Piazzetta Castromediano le vetrate sugli scavi tradiscono bruttezza nella città barocca ma è tappa forzata per poi sorprendere lo sguardo.
Togliere il fiato. Santa Croce si presenta in tutta la sua luce al turista inconsapevole, che sgrana gli occhi, spalanca la bocca dinanzi l’inaspettato, il rosone di un bianco abbagliante in un cielo azzurro o blu di Prussia. Occorre del tempo per domare la sorpresa, mutare meraviglia in curiosità. Lasciare la visione d’insieme e soffermarsi sul particolare.
Dal basso verso l’alto e poi dall’alto verso il basso. Ecco lo sguardo coprire distanze, riconoscere sezioni, mani di artisti. Gabriele Riccardi per la parte inferiore, Cesare Penna per quella superiore e Giuseppe Zimbalo per il fastigio. Le cornici a segnare le parti con le colonne, sei come le parti interne, sei come l’uomo, che morirà su croce.

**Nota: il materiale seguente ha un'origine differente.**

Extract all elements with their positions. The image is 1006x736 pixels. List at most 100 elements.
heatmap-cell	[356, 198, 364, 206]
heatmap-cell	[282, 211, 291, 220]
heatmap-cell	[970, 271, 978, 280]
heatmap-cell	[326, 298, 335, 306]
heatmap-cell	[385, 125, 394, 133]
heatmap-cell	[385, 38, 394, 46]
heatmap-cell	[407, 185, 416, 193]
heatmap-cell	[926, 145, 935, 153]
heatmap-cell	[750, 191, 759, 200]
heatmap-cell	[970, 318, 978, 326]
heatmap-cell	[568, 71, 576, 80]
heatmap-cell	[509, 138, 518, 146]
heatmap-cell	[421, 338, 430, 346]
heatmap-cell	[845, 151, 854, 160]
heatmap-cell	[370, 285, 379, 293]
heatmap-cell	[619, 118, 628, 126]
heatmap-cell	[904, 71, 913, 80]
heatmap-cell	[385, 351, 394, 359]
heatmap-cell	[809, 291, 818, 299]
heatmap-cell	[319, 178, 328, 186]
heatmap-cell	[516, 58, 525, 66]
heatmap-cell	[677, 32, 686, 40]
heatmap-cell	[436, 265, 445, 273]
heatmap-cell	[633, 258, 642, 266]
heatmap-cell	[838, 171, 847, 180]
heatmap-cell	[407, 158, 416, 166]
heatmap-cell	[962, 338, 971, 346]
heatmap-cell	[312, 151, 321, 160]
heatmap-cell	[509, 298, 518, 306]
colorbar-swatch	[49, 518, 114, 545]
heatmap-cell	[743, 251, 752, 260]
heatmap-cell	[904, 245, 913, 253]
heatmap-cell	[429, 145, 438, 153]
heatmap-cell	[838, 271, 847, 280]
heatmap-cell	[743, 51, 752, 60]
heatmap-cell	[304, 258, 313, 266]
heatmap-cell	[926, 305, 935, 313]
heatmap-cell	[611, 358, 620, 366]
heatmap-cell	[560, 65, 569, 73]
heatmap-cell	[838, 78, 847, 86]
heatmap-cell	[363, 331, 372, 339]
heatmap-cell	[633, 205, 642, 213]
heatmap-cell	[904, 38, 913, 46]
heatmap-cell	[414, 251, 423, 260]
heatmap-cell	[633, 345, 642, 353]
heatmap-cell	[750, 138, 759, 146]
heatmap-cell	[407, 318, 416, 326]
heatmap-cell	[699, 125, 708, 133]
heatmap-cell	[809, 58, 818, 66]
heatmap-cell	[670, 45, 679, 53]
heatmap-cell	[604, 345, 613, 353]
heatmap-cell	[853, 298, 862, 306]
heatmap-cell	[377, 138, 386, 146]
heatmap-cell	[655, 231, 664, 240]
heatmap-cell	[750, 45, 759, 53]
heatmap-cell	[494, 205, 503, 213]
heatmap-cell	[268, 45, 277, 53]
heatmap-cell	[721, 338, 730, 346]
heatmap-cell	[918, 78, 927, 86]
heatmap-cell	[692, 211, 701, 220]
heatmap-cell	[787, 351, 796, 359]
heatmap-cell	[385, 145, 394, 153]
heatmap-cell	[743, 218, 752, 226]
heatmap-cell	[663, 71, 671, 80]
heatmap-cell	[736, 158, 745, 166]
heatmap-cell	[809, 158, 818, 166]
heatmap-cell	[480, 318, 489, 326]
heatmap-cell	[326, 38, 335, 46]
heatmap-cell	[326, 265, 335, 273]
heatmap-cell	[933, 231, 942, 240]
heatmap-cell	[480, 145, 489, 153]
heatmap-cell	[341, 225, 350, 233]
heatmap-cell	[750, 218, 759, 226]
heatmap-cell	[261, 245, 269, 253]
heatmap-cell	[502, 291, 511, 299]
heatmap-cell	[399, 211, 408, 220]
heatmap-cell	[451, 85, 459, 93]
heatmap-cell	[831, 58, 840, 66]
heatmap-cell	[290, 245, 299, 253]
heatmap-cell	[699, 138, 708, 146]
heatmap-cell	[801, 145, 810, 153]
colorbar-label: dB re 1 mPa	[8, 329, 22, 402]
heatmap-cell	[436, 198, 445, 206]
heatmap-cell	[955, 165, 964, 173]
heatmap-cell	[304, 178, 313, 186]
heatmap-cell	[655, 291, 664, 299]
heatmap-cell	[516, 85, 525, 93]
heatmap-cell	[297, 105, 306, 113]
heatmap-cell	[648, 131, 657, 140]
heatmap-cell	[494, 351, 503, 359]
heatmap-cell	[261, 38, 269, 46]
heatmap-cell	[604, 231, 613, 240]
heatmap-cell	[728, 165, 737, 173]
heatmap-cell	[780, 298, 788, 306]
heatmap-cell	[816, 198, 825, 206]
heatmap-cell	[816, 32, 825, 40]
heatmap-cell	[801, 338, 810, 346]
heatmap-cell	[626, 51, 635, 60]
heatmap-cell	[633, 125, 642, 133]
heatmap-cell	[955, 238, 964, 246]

Sei come le figure umane che si alternano a sette simboli di diverse culture a reggere la balaustra al cui centro la Vergine con il Bambino.
Le sei colonne divengono quattro, al centro il rosone con cinque volti nascosti tra i fregi, dall’uomo al dio. Ed infine da Dio al figlio morto in croce, santa.
Non basterebbero un paio d’ore per spiegare ogni singolo decoro, ogni singola immagine, della facciata della chiesa immutabile nella sua bellezza. Se lo chiede il turista restando affascinato da tanta maestria se tutto poi non sia ultraterreno.
Varcare la soglia, scoprire le navate, il soffitto ligneo di una basilica eretta fin dal 1549 e terminata nel 1646.
Un secolo di lavori, pazienti, sotto il sole accecante del quale la pietra rinnova il ricordo ogni giorno. E lo restituisce in tutta la sua luce. Santa Croce a Lecce.